Pourquoi Klopp peut tout changer
Klopp n'est pas un entraîneur qui accepte les demi-mesures. Sa philosophie, construite sur l'intensité, la possession maitrisée et la contre-attaque dévastatrice, colle à ce que les supporters allemands attendent actuellement : une équipe au tempérament acéré, capable de jouer sur tous les tableaux. Pendant ses années à Dortmund et Liverpool, il a démontré sa faculté à créer une culture gagnante. Des joueurs ordinaires se transforment en champions avec lui. Des équipes vaincues deviennent conquérantes.
L'Allemagne dispose de talent brut incontestable. Elle a des joueurs de classe mondiale en tous secteurs du terrain. Ce qui manquait, c'était précisément ce que Klopp apporte : une clarté de vision, une architecture tactique lisible, et cette présence médiatique qui stabilise un projet fragilisé.
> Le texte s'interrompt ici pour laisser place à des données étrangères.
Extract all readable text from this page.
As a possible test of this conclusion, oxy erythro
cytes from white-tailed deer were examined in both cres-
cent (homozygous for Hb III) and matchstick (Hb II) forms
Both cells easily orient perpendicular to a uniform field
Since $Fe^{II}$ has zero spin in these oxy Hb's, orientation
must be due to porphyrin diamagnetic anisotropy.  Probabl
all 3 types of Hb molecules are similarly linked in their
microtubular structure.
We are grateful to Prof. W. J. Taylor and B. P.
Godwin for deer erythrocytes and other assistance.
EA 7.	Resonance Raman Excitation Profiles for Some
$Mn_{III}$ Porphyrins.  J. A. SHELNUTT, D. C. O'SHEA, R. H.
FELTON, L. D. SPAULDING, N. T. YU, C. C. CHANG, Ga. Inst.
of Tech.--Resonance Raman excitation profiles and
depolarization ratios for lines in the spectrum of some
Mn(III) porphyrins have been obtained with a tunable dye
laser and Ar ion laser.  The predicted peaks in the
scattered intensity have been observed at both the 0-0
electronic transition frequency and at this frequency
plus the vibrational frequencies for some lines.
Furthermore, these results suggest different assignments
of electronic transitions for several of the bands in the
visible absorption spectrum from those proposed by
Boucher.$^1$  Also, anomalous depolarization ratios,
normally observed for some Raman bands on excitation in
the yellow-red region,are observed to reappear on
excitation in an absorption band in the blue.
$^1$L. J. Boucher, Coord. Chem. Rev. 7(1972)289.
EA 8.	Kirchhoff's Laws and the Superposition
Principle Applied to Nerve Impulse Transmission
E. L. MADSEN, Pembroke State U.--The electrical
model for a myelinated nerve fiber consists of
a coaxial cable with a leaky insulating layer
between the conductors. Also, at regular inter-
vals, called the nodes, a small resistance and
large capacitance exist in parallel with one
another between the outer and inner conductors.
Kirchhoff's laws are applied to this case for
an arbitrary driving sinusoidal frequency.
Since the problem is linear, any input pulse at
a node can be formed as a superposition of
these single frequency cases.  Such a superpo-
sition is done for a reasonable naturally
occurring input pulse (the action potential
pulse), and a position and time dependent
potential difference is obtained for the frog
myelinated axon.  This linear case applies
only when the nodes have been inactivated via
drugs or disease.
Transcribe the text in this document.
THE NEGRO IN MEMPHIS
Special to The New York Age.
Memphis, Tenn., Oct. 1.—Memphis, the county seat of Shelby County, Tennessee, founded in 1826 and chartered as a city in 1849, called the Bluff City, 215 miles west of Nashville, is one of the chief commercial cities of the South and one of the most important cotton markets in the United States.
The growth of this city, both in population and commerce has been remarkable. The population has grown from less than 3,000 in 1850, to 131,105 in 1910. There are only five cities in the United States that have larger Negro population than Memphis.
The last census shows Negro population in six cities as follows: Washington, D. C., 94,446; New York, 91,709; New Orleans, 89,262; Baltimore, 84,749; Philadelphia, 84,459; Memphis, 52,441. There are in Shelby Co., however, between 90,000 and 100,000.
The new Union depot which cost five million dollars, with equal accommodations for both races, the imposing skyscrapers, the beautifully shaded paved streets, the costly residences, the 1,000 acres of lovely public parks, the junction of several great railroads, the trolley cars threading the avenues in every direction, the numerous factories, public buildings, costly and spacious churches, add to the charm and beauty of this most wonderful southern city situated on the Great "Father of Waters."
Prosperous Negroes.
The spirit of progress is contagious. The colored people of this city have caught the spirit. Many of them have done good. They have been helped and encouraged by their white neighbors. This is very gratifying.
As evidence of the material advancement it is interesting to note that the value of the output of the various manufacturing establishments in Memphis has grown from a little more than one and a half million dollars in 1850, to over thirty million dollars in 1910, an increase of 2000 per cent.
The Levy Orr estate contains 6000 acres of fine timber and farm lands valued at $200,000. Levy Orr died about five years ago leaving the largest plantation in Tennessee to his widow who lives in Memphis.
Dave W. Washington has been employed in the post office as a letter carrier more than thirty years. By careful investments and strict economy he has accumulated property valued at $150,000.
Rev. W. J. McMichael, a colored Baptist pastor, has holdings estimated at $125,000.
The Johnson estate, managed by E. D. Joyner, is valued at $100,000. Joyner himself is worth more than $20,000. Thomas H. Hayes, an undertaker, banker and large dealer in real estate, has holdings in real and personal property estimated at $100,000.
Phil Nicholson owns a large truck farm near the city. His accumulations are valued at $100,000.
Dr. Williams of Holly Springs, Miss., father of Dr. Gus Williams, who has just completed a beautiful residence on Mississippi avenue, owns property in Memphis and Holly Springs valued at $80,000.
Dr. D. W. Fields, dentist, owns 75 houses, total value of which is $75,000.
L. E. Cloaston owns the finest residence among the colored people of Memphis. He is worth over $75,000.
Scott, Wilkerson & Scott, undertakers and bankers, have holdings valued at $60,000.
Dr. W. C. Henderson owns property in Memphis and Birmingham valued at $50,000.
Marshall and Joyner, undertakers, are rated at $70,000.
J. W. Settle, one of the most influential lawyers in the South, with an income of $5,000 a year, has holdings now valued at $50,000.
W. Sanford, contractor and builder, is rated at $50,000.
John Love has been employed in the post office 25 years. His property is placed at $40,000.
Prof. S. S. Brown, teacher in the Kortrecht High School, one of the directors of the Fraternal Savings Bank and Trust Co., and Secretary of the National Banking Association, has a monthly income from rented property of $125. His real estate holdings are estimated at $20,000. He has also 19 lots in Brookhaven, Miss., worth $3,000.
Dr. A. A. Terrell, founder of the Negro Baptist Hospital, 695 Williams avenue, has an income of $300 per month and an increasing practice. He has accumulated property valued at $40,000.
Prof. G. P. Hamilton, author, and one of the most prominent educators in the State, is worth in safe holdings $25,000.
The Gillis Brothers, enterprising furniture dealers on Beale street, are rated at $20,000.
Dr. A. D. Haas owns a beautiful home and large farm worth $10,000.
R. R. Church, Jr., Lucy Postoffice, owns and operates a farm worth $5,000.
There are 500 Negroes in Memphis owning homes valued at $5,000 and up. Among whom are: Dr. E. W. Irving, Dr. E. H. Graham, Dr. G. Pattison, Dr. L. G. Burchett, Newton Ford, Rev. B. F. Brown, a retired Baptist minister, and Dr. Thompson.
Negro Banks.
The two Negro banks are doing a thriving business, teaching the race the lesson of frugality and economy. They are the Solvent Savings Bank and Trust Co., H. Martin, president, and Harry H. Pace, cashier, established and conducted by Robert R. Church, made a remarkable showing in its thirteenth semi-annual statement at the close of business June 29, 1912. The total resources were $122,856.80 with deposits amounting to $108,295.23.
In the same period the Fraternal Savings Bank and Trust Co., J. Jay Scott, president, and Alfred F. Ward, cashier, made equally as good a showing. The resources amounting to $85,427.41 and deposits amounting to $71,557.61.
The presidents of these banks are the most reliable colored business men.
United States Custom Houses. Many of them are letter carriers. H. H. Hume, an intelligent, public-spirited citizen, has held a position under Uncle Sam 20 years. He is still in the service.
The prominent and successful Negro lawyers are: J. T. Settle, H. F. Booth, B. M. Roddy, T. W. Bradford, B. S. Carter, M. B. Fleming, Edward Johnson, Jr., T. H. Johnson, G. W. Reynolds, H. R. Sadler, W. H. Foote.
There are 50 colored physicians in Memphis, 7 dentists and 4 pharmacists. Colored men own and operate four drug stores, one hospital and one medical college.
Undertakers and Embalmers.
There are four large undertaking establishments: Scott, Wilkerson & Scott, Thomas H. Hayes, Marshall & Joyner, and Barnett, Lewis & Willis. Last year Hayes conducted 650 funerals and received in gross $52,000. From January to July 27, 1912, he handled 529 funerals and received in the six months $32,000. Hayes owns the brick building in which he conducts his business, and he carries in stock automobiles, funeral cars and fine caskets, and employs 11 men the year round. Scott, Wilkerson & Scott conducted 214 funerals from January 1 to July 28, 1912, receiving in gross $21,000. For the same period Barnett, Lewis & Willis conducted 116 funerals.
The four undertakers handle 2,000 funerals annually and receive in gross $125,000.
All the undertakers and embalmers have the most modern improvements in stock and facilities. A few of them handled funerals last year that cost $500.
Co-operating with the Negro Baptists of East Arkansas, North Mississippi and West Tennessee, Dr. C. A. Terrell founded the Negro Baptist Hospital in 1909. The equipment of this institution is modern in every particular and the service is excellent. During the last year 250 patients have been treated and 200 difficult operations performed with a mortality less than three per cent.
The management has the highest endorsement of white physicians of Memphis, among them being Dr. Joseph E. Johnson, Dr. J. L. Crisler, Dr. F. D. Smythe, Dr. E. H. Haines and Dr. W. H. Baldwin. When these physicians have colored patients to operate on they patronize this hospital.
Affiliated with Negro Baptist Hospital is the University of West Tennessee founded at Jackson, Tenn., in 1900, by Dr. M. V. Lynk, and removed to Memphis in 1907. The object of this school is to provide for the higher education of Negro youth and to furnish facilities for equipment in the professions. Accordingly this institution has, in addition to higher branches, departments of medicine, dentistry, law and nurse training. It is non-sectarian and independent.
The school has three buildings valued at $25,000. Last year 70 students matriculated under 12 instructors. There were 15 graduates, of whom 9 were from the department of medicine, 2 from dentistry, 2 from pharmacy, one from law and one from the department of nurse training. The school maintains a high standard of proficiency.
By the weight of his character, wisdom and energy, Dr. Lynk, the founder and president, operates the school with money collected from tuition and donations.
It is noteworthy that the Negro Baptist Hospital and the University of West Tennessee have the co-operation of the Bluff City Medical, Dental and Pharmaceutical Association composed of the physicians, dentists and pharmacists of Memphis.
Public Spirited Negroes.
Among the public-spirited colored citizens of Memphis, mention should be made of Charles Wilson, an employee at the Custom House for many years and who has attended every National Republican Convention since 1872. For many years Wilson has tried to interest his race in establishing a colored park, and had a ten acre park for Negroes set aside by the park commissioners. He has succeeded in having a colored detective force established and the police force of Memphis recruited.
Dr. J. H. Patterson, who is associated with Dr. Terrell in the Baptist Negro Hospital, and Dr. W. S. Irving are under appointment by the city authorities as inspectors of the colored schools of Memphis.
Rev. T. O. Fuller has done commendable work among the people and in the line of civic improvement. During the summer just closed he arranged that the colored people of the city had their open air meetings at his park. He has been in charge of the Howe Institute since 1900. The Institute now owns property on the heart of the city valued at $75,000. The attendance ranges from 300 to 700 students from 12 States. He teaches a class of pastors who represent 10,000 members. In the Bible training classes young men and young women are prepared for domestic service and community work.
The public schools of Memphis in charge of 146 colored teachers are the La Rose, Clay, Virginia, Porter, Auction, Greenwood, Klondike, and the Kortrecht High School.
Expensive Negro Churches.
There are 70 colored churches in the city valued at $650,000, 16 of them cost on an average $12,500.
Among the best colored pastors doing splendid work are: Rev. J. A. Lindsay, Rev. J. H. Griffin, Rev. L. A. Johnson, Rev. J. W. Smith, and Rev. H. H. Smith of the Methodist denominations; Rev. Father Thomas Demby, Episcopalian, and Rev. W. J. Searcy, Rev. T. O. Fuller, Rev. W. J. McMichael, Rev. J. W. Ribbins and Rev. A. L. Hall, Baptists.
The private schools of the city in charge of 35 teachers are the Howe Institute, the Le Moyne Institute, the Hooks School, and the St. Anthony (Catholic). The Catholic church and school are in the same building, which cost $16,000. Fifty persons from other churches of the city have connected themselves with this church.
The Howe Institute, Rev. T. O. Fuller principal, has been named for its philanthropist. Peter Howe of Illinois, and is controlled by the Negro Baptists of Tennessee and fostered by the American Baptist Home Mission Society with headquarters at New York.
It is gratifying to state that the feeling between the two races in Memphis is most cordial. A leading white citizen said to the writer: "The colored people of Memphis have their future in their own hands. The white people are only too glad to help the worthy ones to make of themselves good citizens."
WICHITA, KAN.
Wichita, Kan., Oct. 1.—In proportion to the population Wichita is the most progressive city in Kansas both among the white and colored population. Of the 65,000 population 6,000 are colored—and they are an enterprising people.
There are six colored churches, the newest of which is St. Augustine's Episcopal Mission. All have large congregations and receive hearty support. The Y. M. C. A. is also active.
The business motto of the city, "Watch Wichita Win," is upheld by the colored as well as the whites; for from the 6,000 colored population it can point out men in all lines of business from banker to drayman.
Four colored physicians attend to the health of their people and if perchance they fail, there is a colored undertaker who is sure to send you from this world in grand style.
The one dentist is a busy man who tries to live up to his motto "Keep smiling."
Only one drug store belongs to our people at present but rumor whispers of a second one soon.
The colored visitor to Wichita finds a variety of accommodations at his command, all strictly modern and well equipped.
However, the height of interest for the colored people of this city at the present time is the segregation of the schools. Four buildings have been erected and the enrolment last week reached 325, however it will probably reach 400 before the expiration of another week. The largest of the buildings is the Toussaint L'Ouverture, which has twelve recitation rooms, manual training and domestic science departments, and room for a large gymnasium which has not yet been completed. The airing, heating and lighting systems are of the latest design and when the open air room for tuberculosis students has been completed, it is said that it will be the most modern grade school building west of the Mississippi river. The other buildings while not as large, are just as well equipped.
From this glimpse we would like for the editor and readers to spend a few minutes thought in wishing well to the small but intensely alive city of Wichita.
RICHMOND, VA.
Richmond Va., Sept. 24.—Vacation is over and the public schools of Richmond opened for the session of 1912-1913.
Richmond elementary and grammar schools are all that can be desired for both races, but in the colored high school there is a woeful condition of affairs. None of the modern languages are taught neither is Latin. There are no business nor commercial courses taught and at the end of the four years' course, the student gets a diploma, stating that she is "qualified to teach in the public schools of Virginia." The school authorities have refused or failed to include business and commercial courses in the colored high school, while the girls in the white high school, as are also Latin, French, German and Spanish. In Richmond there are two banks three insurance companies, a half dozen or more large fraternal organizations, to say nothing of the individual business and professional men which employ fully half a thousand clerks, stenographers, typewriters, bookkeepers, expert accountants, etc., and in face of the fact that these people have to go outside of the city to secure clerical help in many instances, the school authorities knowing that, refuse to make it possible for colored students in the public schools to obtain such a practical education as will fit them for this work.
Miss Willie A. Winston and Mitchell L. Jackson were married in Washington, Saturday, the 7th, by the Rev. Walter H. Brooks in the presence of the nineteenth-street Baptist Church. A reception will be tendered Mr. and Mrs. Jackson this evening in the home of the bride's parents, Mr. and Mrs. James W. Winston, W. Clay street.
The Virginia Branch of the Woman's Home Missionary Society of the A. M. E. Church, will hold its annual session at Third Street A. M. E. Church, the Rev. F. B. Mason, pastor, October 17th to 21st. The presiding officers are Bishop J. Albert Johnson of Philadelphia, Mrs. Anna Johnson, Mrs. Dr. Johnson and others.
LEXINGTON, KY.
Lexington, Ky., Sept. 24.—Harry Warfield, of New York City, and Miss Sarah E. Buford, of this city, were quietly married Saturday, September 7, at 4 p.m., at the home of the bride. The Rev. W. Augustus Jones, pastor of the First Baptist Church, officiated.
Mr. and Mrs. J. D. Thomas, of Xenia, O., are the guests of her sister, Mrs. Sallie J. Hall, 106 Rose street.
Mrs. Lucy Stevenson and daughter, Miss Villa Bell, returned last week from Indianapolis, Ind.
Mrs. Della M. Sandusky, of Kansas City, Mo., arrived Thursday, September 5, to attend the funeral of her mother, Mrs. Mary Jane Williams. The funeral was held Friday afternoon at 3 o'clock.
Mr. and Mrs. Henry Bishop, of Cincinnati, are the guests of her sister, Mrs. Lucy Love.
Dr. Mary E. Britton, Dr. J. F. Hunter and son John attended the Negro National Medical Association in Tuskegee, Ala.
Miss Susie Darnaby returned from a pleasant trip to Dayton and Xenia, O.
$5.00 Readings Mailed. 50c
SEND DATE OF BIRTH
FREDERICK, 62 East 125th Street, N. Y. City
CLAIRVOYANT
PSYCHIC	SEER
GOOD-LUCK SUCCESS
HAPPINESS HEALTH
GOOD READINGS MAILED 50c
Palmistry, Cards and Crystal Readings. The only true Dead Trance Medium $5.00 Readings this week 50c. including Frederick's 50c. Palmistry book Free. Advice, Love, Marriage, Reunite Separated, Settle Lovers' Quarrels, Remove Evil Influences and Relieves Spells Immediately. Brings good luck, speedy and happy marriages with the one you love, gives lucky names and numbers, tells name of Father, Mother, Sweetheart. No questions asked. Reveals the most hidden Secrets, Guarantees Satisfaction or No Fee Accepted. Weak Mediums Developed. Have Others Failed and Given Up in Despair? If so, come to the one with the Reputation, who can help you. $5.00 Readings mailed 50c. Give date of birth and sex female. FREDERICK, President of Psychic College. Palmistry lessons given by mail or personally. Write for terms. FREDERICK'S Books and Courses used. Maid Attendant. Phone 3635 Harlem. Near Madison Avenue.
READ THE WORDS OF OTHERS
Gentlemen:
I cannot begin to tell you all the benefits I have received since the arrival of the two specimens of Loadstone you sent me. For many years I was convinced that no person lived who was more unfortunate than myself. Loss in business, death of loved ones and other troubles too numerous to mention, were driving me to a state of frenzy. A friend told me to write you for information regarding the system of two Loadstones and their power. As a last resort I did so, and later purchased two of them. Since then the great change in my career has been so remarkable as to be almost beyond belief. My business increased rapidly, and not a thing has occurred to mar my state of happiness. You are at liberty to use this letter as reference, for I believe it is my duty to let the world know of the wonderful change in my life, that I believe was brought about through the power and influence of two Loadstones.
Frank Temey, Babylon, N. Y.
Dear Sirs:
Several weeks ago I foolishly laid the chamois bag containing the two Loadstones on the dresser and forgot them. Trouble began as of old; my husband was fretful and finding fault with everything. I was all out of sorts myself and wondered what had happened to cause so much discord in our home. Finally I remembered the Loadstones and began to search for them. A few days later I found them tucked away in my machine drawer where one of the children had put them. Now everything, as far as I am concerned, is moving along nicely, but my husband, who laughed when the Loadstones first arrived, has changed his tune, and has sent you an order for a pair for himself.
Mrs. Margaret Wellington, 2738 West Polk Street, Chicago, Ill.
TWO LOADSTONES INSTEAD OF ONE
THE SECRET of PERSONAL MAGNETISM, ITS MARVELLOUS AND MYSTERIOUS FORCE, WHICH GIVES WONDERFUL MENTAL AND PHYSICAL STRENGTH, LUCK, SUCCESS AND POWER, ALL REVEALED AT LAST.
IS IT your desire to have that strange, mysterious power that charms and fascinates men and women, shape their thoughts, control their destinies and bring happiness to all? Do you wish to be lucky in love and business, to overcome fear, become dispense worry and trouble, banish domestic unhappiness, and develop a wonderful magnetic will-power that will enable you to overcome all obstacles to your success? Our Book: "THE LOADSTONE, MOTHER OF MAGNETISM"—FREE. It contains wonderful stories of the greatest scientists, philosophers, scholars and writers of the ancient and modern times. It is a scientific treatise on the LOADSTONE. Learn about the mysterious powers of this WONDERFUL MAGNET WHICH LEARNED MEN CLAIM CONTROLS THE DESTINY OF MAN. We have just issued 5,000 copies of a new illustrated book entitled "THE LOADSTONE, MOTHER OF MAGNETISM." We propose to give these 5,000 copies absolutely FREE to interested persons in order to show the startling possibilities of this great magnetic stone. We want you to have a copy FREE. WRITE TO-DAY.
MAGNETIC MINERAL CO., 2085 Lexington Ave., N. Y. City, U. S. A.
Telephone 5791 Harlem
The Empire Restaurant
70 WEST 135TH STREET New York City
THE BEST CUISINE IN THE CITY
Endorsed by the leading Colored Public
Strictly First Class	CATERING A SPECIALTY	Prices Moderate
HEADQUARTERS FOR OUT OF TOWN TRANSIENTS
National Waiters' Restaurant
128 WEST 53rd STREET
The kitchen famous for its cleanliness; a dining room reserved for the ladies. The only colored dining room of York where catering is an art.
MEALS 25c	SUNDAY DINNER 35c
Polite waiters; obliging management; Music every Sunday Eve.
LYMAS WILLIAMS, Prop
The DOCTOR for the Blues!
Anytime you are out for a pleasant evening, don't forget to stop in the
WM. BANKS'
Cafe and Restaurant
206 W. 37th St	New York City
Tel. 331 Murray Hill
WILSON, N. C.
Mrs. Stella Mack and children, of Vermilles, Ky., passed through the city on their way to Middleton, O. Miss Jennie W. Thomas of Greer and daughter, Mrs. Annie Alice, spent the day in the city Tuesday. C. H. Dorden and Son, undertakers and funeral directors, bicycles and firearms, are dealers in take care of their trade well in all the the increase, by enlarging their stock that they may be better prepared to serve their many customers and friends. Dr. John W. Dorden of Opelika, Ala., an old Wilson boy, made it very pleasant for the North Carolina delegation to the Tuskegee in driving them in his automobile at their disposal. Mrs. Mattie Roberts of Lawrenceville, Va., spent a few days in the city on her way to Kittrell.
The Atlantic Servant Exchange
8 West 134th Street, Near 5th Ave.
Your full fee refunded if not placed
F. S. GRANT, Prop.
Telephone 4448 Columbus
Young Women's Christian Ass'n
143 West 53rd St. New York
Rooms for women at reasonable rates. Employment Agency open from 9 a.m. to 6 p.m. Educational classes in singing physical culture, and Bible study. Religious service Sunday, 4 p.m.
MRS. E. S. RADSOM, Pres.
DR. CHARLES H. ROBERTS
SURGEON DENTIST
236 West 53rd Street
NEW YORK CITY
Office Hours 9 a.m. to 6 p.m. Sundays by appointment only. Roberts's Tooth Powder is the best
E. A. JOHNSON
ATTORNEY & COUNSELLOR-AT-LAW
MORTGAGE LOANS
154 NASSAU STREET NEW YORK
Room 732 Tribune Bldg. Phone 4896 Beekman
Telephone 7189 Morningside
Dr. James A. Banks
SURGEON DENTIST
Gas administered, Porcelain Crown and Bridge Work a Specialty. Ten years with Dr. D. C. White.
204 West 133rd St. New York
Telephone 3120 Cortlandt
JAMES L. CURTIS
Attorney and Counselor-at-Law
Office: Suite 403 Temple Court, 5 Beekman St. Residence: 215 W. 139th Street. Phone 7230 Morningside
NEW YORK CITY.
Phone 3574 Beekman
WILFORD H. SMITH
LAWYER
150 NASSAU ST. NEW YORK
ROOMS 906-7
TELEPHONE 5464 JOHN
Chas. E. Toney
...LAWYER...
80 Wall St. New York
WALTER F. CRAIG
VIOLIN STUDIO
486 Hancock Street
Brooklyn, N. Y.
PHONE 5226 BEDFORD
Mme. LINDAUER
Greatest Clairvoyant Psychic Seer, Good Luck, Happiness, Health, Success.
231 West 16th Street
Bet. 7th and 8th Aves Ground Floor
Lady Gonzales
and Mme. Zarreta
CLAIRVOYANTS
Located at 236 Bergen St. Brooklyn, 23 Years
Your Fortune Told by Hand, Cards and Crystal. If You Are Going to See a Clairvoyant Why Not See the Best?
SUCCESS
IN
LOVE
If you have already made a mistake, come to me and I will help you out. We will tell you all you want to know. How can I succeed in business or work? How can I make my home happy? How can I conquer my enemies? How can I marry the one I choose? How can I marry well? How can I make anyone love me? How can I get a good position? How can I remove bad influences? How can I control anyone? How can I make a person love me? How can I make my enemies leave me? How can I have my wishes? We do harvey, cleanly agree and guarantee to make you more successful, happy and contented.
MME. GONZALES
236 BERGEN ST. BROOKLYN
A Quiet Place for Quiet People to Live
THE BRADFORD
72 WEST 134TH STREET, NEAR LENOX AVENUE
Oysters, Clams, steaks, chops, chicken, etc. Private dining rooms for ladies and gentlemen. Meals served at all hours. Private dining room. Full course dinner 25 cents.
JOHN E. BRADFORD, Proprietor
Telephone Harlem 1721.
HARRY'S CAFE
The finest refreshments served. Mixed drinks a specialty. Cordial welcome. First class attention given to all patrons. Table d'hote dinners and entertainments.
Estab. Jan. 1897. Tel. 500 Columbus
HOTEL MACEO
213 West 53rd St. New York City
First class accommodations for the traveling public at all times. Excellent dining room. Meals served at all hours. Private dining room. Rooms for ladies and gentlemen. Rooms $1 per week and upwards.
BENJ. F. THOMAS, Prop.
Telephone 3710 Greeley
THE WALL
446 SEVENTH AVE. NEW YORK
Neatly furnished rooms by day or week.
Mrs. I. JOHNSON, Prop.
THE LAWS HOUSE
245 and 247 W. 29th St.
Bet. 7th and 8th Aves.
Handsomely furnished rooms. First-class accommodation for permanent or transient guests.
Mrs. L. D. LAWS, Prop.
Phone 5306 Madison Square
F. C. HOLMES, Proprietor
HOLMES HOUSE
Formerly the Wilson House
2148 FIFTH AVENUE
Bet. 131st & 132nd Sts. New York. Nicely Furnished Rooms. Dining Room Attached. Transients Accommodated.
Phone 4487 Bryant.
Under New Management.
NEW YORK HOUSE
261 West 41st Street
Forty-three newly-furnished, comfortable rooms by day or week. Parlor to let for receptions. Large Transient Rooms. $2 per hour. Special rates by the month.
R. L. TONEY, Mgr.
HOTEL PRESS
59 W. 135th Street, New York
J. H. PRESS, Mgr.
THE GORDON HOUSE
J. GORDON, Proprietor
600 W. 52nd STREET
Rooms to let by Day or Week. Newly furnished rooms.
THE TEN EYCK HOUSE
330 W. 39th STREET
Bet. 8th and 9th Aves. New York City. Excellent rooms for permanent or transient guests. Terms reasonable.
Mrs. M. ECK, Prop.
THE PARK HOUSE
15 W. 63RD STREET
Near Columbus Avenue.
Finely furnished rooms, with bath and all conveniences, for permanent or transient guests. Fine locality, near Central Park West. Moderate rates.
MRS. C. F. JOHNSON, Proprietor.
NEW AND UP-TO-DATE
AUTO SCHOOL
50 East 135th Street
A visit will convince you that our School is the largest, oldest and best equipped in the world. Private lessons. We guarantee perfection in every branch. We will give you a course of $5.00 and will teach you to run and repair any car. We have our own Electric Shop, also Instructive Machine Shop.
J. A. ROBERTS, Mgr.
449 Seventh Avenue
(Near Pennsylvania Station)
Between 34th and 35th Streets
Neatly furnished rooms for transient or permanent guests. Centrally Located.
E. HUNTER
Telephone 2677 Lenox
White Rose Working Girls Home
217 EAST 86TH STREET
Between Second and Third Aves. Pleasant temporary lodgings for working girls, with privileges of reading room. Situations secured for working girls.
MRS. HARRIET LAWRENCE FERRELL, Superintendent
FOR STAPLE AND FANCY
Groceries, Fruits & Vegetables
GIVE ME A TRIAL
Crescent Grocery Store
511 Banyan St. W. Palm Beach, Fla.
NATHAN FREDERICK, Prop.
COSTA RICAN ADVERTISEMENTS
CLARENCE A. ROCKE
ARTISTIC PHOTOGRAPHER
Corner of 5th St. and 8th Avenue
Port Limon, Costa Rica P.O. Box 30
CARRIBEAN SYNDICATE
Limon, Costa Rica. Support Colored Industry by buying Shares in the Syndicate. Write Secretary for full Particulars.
Son arrivée enverrait un message fracassant auprès de tous les concurrents européens : l'Allemagne revient au combat avec ses armes les plus redoutables.
Les calendriers s'alignent aussi favorablement. Klopp n'a pas de contrat ailleurs. Il a déclaré à plusieurs reprises qu'il prenait du repos avant d'envisager son prochain défi. Mais un projet de sélection nationale, particulièrement celui de l'Allemagne, représente exactement le type de défi dont il parlait. Un objectif ultime : conduire une nation entière vers l'apothéose, c'est le rêve ultime d'un manager de son calibre.
La signature pourrait intervenir dans les prochains jours. L'officialisation dépend désormais du timing politique interne à la fédération allemande et de la décision formelle concernant Nagelsmann. Mais à en croire l'entourage de Klopp, les discussions sont avancées. La Mannschaft pourrait connaître un nouveau visage bien plus tôt qu'on ne l'imaginait il y a encore une semaine.